Attendu qu'il a été payé 15,750 fr. du chef des deux créances postérieures à la créance la plus ancienne et que les demanderesses demandent la restitution de 10,126 fr. 94;

Par ces motifs, joint les causes à l'effet de statuer en un seul et même jugement; déclare les offres non valables et non libératoires et condamne les dames Fuller et Dienne aux frais de ces offres; dit que les dames Fuller, Dienne, Michiels et autres ont formé une association religieuse sujette à la taxe d'accroissement, et que la taxe d'abonnement à l'accroissement en commençant rétroactivement à partir du 26 octobre 1888, date du décès de la dame Munier, a rendu vain le titre des créances payées postérieurement à cette date;

Condamne, en conséquence, l'Administration de l'Enregistrement à restituer aux dames Michiels et Fuller la somme de 10,126 fr. 94 due par elles à la date du 16 avril 1895;

Le tout sans préjudice des droits qui ont pu courir depuis.

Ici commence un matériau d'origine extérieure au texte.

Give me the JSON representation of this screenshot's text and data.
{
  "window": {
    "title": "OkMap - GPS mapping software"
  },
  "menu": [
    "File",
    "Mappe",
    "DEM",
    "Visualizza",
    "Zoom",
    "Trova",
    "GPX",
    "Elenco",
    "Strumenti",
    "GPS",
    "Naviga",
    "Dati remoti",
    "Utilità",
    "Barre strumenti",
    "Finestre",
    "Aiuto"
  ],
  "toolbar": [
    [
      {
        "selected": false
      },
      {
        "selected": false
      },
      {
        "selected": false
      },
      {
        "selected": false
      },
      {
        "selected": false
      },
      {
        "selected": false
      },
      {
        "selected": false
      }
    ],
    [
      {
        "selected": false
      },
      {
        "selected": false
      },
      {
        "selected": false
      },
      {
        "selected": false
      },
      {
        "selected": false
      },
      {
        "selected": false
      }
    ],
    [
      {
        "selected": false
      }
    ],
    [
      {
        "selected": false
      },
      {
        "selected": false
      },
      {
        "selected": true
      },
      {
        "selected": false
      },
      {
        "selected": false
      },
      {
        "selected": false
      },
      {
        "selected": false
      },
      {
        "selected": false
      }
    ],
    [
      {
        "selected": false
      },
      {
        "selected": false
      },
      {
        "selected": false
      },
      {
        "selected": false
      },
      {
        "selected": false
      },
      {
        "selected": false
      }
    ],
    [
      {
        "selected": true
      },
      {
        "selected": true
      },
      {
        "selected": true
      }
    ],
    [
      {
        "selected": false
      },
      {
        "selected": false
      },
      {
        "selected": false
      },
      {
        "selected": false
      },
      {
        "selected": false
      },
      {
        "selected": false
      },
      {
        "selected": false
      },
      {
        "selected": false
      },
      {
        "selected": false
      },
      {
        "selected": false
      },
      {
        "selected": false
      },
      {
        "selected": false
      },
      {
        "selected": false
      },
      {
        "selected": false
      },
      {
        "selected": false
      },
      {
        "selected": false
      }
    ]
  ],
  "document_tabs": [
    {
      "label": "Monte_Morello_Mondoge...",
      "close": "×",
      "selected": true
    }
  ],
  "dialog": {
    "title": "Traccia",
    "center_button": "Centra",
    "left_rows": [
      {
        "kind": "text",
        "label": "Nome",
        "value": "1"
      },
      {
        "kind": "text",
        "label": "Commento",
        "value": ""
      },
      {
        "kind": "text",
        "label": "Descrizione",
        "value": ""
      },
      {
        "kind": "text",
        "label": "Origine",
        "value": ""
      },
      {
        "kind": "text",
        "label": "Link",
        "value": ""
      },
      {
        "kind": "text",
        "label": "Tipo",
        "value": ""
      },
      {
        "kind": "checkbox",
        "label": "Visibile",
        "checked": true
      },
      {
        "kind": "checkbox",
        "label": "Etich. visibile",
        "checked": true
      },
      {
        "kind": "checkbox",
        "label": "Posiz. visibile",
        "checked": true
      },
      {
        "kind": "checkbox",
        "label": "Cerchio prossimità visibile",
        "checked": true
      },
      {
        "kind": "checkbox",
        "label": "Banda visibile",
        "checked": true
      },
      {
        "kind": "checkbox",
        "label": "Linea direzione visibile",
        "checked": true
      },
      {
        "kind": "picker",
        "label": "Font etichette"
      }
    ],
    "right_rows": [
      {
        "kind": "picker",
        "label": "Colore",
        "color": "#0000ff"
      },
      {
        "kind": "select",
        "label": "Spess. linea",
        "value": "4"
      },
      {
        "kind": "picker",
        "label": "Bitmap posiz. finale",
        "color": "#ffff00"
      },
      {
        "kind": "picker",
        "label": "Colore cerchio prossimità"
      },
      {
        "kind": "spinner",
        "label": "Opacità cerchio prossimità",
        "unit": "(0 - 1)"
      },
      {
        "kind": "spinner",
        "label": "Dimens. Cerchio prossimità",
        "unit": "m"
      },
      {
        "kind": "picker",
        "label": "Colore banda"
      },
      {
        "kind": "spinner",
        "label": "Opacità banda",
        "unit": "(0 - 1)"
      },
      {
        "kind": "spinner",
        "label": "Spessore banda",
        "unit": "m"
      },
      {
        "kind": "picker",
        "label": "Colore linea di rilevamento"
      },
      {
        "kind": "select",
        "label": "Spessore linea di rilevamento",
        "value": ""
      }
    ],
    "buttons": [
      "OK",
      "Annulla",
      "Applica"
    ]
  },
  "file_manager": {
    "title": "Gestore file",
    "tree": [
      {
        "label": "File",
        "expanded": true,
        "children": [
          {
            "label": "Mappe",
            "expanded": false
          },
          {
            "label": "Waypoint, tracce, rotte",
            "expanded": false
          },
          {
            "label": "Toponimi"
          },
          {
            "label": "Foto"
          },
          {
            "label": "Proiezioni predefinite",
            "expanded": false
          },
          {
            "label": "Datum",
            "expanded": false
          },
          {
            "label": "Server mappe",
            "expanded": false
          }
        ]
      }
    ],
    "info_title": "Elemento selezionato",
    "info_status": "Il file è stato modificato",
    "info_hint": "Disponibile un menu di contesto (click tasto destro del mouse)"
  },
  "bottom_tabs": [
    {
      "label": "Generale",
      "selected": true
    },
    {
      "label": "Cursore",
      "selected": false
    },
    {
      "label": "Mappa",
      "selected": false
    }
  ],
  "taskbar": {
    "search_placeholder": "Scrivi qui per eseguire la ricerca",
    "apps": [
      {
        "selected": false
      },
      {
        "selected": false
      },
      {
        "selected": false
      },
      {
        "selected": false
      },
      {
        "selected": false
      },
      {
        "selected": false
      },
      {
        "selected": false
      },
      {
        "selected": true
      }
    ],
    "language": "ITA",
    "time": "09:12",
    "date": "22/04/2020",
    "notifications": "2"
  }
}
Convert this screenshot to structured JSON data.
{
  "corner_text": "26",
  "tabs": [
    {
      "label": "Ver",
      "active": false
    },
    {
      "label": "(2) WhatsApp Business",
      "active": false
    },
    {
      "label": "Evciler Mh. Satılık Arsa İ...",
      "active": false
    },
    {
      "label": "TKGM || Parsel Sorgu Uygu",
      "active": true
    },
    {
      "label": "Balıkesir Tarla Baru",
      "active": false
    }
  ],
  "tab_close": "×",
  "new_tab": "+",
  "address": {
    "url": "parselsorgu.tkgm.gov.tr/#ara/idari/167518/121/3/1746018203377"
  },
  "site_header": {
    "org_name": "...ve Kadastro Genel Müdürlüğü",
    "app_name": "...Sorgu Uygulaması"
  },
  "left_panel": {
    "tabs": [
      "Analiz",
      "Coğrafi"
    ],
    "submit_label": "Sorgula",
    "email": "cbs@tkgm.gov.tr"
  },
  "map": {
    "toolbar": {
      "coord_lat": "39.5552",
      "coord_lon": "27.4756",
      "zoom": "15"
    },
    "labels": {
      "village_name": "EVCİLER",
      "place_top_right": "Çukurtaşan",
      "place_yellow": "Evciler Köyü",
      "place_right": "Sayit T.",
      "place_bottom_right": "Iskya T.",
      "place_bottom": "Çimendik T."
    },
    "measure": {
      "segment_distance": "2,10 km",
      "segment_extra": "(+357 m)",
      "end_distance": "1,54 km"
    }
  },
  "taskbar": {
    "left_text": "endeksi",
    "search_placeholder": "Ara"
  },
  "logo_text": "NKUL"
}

La Direction générale a déféré ce jugement à la Cour de cassation. Son pourvoi se fondait sur le moyen suivant :

Violation de l'art. 60 de la loi du 22 frimaire an VII et fausse application de l'art. 8 de la loi du 16 avril 1895, en ce que le jugement attaqué a ordonné la restitution partielle des droits d'accroissement acquittés, en exécution de l'art. 9 de la loi du 29 décembre 1884, après les décès, survenus en 1892 et 1894, de deux membres d'une association religieuse, sous le prétexte que l'impôt, auquel avait donné ouverture un décès du 28 octobre 1888, restait dû lors de l'expiration du délai d'option fixé par l'art. 8 de la loi du 16 avril 1895,- qu'en vertu de cette disposition, l'association, pour tous les décès survenus dans son sein depuis et y compris celui du 28 octobre 1888, se trouvait ainsi constituée débitrice de la taxe annuelle substituée à l'ancien droit d'accroissement par l'art. 3 de la loi du 16 avril 1895 et que cette taxe, calculée depuis ladite date du 28 octobre 1888, était inférieure aux sommes versées pour les décès de 1892 et de 1894 alors qu'aucune partie de ces sommes régulièrement perçues n'était restituable.

Des observations présentées à l'appui du pourvoi nous extrayons ce qui suit :

V. La difficulté soumise à la Cour peut se résumer ainsi : « L'art. 8 de

la loi du 16 avril 1895 a-t-il eu pour effet de rendre rétroactivement irrégulières des perceptions qui étaient légitimes et justifiées au moment où elles ont été effectuées ? >>

Avant d'aborder l'examen de cette question, la Direction générale croit devoir rappeler que la non-rétroactivité des lois formant le droit commun (art. 2, C. civ.), les dispositions qui y dérogent ont un caractère exceptionnel et doivent, à ce titre, être interprétées restrictivement. VI. L'art. 8 de la loi de 1895 est ainsi conçu :

« Les congrégations, communautés et associations qui, au moment de la promulgation de la présente loi, seront débitrices des droits d'accroissement auront un délai de six mois à partir de cette époque pour se libérer, sans pénalité, mais à la condition de rembourser au Trésor tous les frais qu'il aurait exposés contre elles.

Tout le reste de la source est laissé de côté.